According to the report, ARD will announce next week that it plans to resume broadcasting the Tour following a three-year boycott of the race due to doping scandals. ARD and its sister channel ZDF pulled their coverage of the Tour following the 2011 season.
Der Spiegel also reported that ARD will pay less than half of what it once paid for the TV rights — under 2 million euros. The deal also allows ARD to break its contract if more doping scandals erupt.
Cable channel Eurosport continued to broadcast the Tour live, but the return of a daily live over-the-air broadcast, set to start around 4 p.m. each afternoon, is seen as a boon in Germany.

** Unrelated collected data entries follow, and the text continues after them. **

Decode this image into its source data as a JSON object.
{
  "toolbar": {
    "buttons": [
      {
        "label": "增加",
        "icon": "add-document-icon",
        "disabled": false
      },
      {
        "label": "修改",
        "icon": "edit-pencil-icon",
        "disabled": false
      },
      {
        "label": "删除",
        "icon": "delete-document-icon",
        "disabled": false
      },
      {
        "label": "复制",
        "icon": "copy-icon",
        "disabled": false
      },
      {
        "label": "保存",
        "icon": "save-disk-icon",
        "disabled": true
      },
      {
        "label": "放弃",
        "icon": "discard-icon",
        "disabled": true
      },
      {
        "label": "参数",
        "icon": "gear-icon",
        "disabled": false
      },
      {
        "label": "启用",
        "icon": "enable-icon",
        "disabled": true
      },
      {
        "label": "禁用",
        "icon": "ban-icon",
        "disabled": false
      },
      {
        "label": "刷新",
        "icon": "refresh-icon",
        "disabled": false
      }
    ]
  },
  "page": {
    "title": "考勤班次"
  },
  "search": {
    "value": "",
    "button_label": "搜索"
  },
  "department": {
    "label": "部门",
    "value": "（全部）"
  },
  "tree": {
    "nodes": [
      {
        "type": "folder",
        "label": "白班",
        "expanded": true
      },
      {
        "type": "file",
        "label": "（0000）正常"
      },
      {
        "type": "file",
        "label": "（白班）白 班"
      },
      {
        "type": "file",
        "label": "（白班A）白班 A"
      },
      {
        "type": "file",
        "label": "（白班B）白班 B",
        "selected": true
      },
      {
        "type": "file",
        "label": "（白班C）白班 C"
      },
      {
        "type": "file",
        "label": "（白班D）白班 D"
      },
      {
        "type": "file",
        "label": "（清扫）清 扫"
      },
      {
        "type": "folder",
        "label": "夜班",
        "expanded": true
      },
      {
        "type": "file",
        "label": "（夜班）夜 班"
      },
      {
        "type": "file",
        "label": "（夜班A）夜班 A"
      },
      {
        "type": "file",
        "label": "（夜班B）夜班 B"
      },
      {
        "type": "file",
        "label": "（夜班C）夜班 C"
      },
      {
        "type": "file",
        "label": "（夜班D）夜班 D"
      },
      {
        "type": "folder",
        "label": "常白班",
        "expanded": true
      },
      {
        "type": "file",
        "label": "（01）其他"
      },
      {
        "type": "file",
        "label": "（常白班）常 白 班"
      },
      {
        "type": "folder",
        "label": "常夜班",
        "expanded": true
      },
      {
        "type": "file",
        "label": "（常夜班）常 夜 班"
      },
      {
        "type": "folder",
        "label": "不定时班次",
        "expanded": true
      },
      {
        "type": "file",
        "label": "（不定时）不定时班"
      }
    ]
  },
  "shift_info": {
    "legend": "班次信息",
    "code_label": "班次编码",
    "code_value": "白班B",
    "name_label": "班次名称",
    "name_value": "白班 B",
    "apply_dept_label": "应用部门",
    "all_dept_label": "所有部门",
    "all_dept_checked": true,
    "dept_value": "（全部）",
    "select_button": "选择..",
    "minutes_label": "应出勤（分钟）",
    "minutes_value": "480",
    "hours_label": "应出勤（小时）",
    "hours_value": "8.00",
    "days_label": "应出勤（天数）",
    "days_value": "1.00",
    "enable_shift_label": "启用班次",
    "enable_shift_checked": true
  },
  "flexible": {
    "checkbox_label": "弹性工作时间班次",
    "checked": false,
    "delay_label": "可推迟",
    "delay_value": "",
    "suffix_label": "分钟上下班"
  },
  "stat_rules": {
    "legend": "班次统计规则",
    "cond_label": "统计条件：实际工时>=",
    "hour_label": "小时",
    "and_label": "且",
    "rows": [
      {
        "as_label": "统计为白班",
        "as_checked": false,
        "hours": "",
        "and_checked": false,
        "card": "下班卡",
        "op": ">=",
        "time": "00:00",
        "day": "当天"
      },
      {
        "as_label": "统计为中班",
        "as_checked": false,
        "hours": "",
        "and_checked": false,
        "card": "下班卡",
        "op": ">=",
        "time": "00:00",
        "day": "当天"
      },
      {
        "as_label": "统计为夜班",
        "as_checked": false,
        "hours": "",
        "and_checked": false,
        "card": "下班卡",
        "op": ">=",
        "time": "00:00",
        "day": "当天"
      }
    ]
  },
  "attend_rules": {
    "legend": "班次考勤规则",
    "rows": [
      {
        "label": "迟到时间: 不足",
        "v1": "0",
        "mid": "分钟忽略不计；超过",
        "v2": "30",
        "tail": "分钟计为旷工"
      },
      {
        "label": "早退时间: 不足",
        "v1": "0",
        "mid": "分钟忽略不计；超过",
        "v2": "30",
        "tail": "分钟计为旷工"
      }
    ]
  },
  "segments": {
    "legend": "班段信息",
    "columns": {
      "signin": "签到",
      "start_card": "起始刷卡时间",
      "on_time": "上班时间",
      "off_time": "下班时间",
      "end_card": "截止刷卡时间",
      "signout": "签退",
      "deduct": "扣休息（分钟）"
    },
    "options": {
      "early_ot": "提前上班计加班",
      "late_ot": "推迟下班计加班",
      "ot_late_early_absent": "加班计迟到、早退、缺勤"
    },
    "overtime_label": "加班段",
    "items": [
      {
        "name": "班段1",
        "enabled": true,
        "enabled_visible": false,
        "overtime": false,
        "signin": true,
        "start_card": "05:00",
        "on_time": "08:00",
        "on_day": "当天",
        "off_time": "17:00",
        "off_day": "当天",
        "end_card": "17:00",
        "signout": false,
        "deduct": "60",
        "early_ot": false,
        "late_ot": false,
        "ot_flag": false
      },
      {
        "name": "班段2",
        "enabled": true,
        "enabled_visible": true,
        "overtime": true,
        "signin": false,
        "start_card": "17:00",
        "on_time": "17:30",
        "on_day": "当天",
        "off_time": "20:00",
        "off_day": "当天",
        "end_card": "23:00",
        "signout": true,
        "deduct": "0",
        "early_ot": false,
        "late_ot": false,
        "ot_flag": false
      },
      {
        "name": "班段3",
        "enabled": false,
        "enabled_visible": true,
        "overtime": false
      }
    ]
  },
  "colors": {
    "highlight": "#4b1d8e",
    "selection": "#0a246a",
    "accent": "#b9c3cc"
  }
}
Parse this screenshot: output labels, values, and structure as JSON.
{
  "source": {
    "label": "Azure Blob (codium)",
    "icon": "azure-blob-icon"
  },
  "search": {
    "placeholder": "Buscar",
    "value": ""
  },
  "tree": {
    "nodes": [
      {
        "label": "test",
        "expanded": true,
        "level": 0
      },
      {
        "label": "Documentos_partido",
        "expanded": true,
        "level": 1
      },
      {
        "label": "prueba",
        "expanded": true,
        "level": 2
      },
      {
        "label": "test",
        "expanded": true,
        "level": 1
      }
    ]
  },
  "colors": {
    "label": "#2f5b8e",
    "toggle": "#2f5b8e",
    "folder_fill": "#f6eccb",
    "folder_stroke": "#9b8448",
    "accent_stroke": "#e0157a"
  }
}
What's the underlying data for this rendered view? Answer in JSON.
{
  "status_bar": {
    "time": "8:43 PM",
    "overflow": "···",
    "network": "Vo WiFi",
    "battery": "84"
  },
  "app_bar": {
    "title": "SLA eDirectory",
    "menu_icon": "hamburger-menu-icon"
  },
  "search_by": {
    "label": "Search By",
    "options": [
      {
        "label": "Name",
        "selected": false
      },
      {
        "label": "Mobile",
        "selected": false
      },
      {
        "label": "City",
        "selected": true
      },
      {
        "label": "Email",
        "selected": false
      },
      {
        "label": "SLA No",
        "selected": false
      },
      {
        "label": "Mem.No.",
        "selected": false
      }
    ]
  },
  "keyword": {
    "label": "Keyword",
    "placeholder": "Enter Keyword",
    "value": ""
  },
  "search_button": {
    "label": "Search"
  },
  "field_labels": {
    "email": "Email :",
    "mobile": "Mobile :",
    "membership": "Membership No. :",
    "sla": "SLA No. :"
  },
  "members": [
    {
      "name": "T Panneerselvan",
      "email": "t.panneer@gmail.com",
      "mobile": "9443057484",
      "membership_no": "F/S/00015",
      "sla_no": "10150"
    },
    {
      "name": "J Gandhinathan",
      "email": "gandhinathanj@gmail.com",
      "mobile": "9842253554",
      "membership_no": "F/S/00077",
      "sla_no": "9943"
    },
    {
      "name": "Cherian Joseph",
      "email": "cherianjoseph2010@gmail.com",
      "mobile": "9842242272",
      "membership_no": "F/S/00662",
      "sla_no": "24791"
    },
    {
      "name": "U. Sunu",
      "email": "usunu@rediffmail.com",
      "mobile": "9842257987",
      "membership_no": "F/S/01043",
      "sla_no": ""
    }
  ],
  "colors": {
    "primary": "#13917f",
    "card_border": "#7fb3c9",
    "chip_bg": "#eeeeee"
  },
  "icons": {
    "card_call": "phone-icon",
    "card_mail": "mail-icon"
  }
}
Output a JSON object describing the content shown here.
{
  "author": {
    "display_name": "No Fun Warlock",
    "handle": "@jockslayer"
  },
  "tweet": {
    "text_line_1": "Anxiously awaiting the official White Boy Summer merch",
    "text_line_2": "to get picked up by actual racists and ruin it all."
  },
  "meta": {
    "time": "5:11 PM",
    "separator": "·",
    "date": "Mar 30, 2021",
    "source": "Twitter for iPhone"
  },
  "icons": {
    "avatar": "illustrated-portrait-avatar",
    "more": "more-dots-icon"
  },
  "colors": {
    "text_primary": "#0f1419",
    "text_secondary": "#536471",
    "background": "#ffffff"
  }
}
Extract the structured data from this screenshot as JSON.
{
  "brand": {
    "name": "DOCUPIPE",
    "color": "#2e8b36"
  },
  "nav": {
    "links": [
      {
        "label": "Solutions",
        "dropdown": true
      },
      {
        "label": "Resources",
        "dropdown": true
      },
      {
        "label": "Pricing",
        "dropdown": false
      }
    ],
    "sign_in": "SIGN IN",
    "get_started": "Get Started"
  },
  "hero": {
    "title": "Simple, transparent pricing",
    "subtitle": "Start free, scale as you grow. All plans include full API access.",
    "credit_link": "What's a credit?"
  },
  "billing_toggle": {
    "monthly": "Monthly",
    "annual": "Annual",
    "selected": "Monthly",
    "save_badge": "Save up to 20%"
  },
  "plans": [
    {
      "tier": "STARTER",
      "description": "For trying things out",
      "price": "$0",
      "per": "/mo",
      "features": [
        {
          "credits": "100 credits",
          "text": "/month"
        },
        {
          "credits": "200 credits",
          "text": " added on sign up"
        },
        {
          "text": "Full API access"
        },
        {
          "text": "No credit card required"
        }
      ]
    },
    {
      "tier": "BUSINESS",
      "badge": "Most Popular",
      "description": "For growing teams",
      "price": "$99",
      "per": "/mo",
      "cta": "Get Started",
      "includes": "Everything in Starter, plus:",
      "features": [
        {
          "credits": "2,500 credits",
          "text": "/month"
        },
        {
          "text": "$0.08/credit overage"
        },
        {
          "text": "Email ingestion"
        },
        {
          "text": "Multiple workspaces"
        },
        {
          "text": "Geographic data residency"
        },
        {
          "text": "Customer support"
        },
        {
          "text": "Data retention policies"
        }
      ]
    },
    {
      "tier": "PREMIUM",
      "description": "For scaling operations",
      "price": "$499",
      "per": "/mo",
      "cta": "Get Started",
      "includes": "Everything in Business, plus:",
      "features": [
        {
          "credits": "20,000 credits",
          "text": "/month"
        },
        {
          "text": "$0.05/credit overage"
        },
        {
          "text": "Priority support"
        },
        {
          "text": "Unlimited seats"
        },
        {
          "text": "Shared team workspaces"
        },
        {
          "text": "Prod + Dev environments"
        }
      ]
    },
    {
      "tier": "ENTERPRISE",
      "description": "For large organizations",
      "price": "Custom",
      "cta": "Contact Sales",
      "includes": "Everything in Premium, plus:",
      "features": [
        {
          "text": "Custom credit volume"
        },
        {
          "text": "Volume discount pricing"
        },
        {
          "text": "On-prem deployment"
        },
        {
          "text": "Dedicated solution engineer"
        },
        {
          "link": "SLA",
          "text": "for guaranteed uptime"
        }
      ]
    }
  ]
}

Germany was rocked by doping scandals involving T-Mobile and top riders such as Jan Ullrich, Udo Bolts, and Rolf Aldag, all of whom admitted to doping during their career with the German flagship team. Exasperated by an endless stream of doping scandals, German officials finally pulled the plug on the public broadcast at the end of 2011.
The return of free over-the-air TV from the Tour is also seen as an endorsement for Germany’s newest generation of riders. Stars such as Marcel Kittel and John Degenkolb (Giant-Alpecin) and Tony Martin (Etixx-Quick Step) all insist that doping is part of the past, and that they have never doped during their respective careers.
Degenkolb and others personally met with ARD officials and other German authorities to lobby for a return of the free broadcast.